Project Echelon is more than a racing team though and that was another big attraction to the program for me. The team’s mission statement is to “Educate, equip, and empower veterans and their communities through physical activity and self discovery”. In a practical sense that means providing veterans across the country with access to bikes, coaching and group events to aid in mental and physical health. I am personally coaching 4 veterans this year, helping them prepare for everything from crits to gravel races. This aspect of the team is very rewarding and it’s an honor to wear the same jersey as our veteran community riders when we take on races like Tour of the Gila.


What’s your history with this race and what makes this race unique?
The Tour of the Gila has been a special race for me over the course of my career. In 2016, my first season as a pro on Jelly Belly, we took the red leader’s jersey on stage 1 with Lachlan Morton and defended it all the way to win the overall. In 2019, the last time Gila was held we repeated the same feat on Elevate with James Piccoli. Both wins were a big part of my development as a rider. First with Jelly Belly, I really learned how to be a pro in a high-pressure situation and with Elevate I learned to be a leader on the road and guide the team in our GC defense.
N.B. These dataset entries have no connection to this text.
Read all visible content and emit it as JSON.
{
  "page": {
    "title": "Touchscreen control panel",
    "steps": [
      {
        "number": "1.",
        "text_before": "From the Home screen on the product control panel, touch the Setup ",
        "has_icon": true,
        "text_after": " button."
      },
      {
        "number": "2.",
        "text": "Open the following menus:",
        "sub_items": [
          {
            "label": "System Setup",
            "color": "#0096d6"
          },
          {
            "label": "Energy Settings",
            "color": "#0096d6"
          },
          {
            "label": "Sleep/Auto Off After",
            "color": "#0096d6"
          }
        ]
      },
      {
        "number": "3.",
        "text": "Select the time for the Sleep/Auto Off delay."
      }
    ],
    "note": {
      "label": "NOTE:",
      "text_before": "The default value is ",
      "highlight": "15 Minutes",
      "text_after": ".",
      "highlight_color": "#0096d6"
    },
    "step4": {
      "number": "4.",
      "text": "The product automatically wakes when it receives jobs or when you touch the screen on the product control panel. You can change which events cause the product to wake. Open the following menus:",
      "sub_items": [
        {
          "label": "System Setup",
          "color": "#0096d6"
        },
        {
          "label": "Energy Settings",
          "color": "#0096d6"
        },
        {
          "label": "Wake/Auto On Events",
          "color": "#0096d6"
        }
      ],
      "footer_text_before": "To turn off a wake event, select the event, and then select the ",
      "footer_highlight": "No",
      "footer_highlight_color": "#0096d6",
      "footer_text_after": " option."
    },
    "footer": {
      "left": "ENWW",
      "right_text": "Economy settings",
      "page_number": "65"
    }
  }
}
Gila stands out in the North American calendar because of its unique challenges. The climbs are long and steep, the time trial is crushingly difficult and the high altitude makes all of that sting just a bit more. A lot of Gila winners have gone on to the World Tour like Lachlan and James and that is not a coincidence-it takes a great rider to win there.

Any special memories or stories from racing here in the past?
Personally I will never forget the closing kms of the final Gila Monster stage in 2016. I had done my work and dropped off before the final climb and was crawling my way up to the finish and hoping we could seal the deal. Then my radio crackled and I heard “Lachlan Morton is your Tour of the Gila winner” as our director echoed the race official’s final communication. It was an electric feeling I’d never experienced in racing before.


Goals for Gila 2022 – what do you and the team hope to achieve?
I think the goal is simple: to win the GC and the key stages. We have riders like Tyler Stites, Richard Arnopol and possibly myself who can contend with the best on GC and as well as weapons like Stephen Vogel, George Simpson and Zach Gregg for the time trial and potential crosswinds. It might be the strongest overall team I’ve ever been a part of so we can and should aim high.

What would you say to riders and fans who haven’t seen this race before?
The Tour of the Gila will be different to anything you have ever watched in US racing. The event takes place in stunning high desert scenery with climbs and descents that are intimidating just to drive through. It is somehow serene and brutal at the same time. You will see fireworks on the climbs akin to those in the grand tours. The location is fairly remote but it would be worth the trip every time for a fan of top caliber bike racing.